Lichens: Harmless to Trees


20151017AWhen the leaves begin to fall, sometimes you discover crusty grayish growths on the branches and trunks of your trees. These are lichens: composite, symbiotic organisms formed by the association of an algae or a cyanobacteria and a filamentous fungus. You’ll also see lichens on rocks and sometimes on the bare ground.

20151017BIn no way are tree lichens harmful to the bark on which they grow. They are strictly epiphytes, that is, organisms fixed to the outside of the bark. They are not parasites (which, by definition, harm their host) and seek nothing from the tree other than a support on which to grow.

Benefits of Lichens

Lichens are even considered beneficial.

First of all, they make interesting pollution indicators, as they won’t grow in polluted air. If lichens start to grow on your trees, that’s good news: a sign that the air is pure!

Also, lichens have the capacity to absorb nitrogen directly from the air. When it rains, some of this nitrogen trickles down to the roots of the host tree, helping it grow better.


Hummingbirds often make their nests from lichens.

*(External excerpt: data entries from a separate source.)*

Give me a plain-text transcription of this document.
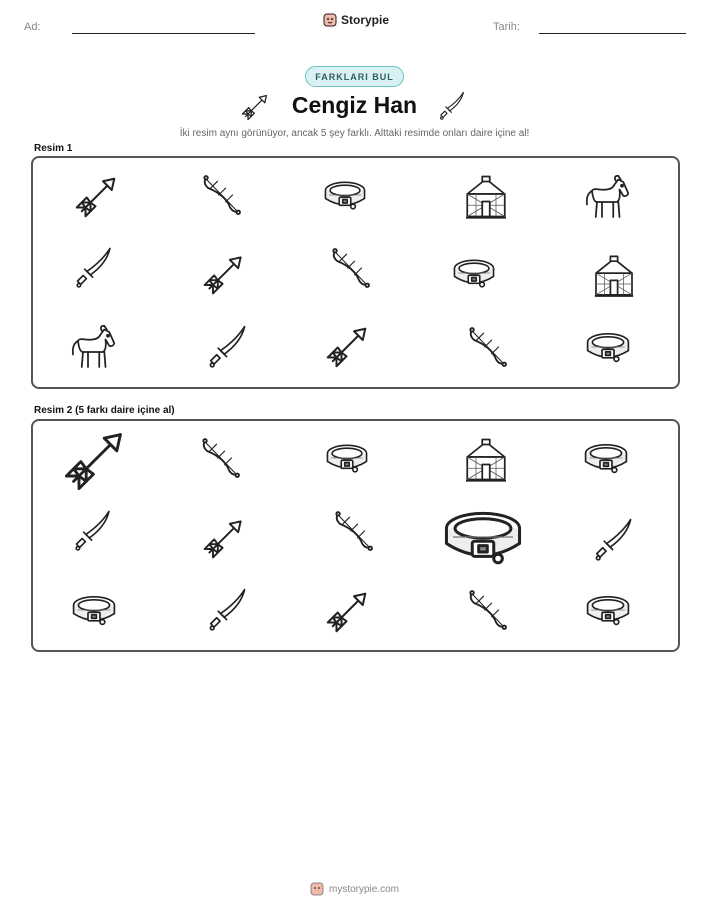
Ad:	Storypie	Tarih:
FARKLARI BUL
Cengiz Han
İki resim aynı görünüyor, ancak 5 şey farklı. Alttaki resimde onları daire içine al!
Resim 1
Resim 2 (5 farkı daire içine al)
mystorypie.com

Many birds – including hummingbirds!  – use lichens to build their nests.

Also some animals feed on lichens, including caribou (the so-called “caribou moss” is actually a lichen: Cladina spp.), but also many others.

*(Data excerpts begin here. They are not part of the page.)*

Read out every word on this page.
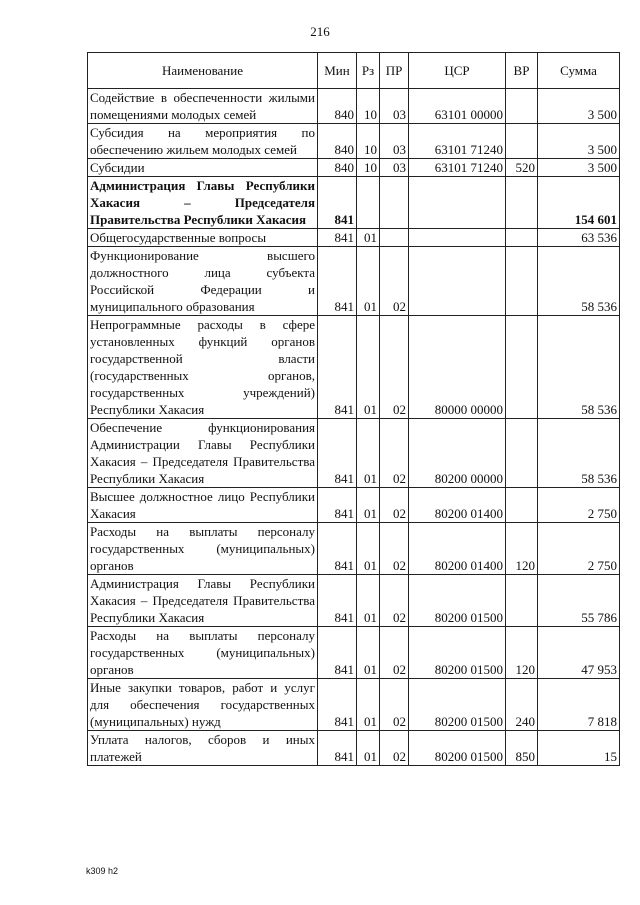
216
Наименование	Мин	Рз	ПР	ЦСР	ВР	Сумма
Содействие в обеспеченности жилыми помещениями молодых семей	840	10	03	63101 00000		3 500
Субсидия на мероприятия по обеспечению жильем молодых семей	840	10	03	63101 71240		3 500
Субсидии	840	10	03	63101 71240	520	3 500
Администрация Главы Республики Хакасия – Председателя Правительства Республики Хакасия	841					154 601
Общегосударственные вопросы	841	01				63 536
Функционирование высшего должностного лица субъекта Российской Федерации и муниципального образования	841	01	02			58 536
Непрограммные расходы в сфере установленных функций органов государственной власти (государственных органов, государственных учреждений) Республики Хакасия	841	01	02	80000 00000		58 536
Обеспечение функционирования Администрации Главы Республики Хакасия – Председателя Правительства Республики Хакасия	841	01	02	80200 00000		58 536
Высшее должностное лицо Республики Хакасия	841	01	02	80200 01400		2 750
Расходы на выплаты персоналу государственных (муниципальных) органов	841	01	02	80200 01400	120	2 750
Администрация Главы Республики Хакасия – Председателя Правительства Республики Хакасия	841	01	02	80200 01500		55 786
Расходы на выплаты персоналу государственных (муниципальных) органов	841	01	02	80200 01500	120	47 953
Иные закупки товаров, работ и услуг для обеспечения государственных (муниципальных) нужд	841	01	02	80200 01500	240	7 818
Уплата налогов, сборов и иных платежей	841	01	02	80200 01500	850	15
k309 h2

Finally, indigenous peoples all around the world use lichens in medicinal treatments and in preparing dyes. Some lichens (but not all!) are even edible!

Disadvantages of lichens

There aren’t any.
 The rumor that they kill the branches of trees is an old wive’s tale. They may start to grow on older, dying branches, but it’s not the lichens that are killing them. Older, shaded branches just tend to die. Get used to it! Lichens are, I repeat, harmless.

What Should You Do?

Normally, if you find lichens growing on one of your trees, you should simply leave them alone. Think of their presence as a sign to visitors that nature is welcome in your garden.

If you simply cannot tolerate the presence of lichens, just rub the bark with a soapy brush to knock them loose. Rub gently, being careful not to damage the bark or dormant buds.